Rem Koolhaas uses architecture, dance and film to represent the "current condition of Italy"
Venice Architecture Biennale 2014: Rem Koolhaas explains the concept behind his Monditalia exhibition, in which dancers and musicians perform amongst the architectural exhibits, in the second part of our video interview filmed in Venice.
Filling the length of the 300-metre-long Arsenale in Venice, which visitors enter through a dramatic entrance consisting of thousands of glass bulbs and Swarovski crystals, Monditalia aims to represent the state of Italian architecture throughout the peninsular.
"I exploited the length of the Arsenale and the length of Italy and basically cut it in parts so that, starting from the south, you get a sense of the condition of this country," Koolhaas explains. "You see a range of 80 movies and 40 architectural projects that represent a scan of Italy."
Dotted along the Arsenale, amongst the architecture projects and video clips projected on screens suspended from the ceiling, are a series of areas dedicated to the performing arts.

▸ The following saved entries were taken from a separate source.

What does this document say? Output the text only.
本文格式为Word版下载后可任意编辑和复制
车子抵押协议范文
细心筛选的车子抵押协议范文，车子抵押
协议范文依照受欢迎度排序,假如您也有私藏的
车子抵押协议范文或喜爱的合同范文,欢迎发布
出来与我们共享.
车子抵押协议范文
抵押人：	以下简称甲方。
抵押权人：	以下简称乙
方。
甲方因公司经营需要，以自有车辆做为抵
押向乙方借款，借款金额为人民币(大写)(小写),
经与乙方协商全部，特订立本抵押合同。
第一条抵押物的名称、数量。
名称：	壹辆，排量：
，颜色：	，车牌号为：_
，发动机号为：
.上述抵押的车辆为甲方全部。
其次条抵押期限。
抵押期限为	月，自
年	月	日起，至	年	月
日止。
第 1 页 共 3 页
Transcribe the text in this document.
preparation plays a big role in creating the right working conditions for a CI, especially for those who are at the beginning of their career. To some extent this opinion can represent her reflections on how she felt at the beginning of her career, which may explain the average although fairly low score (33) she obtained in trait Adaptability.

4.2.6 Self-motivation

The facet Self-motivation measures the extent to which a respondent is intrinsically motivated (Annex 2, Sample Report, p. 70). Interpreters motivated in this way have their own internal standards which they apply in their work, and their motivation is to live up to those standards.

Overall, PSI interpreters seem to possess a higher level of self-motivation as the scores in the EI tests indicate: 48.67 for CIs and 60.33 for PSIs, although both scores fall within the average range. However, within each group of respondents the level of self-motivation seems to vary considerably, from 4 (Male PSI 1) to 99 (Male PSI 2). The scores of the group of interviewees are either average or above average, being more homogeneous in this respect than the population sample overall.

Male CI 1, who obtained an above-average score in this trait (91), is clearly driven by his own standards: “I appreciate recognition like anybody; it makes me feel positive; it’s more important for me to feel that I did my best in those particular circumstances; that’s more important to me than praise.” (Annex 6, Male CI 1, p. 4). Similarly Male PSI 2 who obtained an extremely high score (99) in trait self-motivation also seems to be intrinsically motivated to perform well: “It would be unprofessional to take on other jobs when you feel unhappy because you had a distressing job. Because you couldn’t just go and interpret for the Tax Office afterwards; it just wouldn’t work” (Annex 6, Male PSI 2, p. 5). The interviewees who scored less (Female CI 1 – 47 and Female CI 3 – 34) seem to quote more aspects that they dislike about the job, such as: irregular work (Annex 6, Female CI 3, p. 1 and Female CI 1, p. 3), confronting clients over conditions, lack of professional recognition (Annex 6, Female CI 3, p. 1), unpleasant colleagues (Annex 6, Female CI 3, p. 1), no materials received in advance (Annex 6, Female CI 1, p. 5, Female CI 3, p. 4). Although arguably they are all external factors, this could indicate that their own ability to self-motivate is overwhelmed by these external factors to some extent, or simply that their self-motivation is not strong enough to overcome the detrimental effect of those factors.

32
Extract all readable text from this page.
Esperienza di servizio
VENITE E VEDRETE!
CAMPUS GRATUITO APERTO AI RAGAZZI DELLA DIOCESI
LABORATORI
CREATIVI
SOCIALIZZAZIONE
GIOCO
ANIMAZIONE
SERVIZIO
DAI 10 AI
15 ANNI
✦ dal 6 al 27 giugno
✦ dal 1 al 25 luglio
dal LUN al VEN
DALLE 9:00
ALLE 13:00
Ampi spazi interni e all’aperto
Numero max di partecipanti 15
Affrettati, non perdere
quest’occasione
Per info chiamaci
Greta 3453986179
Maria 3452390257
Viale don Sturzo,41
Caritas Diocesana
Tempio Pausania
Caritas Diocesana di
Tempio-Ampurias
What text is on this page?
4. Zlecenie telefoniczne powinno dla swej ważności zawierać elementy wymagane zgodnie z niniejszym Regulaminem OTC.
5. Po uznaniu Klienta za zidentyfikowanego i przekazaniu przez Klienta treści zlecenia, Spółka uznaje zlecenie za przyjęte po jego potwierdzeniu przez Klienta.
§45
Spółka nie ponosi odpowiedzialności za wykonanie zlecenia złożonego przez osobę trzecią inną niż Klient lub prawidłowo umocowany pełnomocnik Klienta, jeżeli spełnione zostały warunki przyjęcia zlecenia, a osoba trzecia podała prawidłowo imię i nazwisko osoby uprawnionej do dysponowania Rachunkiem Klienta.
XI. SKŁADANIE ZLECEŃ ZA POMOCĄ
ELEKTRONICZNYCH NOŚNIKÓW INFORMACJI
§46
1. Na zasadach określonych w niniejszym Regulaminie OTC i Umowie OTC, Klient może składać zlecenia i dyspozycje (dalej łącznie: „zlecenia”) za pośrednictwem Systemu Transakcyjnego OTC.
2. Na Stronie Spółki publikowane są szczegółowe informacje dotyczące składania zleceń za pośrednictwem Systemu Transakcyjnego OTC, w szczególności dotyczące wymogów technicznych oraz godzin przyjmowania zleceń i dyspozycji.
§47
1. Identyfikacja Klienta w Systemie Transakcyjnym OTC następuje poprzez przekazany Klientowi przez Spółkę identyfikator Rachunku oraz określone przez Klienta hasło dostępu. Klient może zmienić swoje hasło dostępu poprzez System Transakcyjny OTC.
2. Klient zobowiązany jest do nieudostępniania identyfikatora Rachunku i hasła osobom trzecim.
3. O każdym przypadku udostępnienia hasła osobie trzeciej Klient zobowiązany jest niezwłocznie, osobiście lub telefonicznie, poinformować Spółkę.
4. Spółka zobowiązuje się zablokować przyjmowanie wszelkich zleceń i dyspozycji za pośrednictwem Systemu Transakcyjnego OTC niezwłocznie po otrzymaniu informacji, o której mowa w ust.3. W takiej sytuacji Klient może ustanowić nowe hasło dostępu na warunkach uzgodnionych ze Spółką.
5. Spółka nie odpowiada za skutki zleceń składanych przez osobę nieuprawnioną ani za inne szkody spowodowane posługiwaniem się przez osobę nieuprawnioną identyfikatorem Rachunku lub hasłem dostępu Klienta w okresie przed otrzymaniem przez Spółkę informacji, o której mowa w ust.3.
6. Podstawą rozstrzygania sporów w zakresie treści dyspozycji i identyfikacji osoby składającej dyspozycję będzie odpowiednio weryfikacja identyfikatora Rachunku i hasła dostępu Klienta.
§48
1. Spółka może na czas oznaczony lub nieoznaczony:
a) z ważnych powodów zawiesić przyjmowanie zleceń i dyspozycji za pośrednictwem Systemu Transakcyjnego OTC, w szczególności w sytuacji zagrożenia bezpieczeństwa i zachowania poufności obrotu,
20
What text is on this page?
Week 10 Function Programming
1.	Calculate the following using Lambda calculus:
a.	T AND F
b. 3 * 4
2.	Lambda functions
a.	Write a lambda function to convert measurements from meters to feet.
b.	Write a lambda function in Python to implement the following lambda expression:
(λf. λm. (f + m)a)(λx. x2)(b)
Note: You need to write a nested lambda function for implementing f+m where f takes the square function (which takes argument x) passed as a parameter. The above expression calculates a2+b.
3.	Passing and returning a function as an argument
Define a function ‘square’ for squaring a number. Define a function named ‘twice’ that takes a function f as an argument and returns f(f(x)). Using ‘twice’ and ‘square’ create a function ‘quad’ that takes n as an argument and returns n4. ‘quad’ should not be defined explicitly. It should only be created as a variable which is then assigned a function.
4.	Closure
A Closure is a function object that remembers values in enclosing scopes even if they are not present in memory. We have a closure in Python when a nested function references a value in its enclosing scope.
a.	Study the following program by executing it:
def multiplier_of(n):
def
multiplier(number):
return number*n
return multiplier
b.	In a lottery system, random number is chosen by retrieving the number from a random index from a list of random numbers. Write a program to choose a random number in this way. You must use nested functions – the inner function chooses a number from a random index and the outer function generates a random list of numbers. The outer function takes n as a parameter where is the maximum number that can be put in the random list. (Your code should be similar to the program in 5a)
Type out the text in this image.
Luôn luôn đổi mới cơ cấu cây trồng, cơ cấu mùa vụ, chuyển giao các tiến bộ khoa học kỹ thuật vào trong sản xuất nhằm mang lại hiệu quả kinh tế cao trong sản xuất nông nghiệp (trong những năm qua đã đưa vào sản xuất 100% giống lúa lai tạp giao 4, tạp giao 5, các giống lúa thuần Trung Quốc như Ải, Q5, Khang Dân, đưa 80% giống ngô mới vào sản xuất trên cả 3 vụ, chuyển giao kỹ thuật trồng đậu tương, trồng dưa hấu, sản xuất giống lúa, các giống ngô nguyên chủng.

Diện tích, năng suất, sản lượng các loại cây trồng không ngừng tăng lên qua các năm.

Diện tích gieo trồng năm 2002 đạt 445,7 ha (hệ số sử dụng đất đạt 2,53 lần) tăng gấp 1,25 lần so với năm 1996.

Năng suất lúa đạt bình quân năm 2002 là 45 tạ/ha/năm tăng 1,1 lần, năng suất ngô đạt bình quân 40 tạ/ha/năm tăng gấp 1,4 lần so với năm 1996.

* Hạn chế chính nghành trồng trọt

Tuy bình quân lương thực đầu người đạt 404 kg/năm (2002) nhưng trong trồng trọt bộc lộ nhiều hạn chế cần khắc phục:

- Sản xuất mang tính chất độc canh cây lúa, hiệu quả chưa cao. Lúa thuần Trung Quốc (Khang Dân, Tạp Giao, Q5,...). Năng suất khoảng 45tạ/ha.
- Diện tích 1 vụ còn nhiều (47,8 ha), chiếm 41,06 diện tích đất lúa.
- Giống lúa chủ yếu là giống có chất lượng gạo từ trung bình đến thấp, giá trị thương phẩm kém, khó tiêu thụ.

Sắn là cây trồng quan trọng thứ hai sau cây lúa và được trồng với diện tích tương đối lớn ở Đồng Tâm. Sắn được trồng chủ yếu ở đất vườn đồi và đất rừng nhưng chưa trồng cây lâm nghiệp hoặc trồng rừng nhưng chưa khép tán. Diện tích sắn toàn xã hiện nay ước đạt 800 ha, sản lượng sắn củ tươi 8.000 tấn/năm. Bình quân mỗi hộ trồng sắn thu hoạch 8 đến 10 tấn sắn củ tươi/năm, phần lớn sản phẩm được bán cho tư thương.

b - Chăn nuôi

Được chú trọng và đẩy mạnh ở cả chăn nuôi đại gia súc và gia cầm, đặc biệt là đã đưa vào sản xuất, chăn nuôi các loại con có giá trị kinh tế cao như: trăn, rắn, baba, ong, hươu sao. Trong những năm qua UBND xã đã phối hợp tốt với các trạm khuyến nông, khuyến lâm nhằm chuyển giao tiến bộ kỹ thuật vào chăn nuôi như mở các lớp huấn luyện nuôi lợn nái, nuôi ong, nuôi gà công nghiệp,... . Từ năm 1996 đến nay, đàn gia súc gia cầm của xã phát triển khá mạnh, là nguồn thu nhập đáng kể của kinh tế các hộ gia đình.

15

"It is not occupied entirely by architecture," Koolhaas says. "It mobilises dance, theatre, music and film."
The exhibition focuses on Italy's political and economic landscape as much as its built environment. Koolhaas believes the country can be seen as a microcosm for much of the western world.
"I think Italy is obviously an amazing country with an amazing history and an enormous potential, but at this moment it has difficulty to realise that potential," he says. "In that sense it's very similar to the Netherlands, to Belgium, to Germany, to England."
"Basically every country in the world struggles with this paradox: on the one hand [it has] unbelievable gifts, on the other hand [there is an] incapability to realise it. So [the exhibition] is not [about] Italy as an example, but Italy as a prototype of our current condition."
Koolhaas also curated the Elements exhibition at the biennale's Central Pavilion, which focusses on architectural components such as elevators and escalators.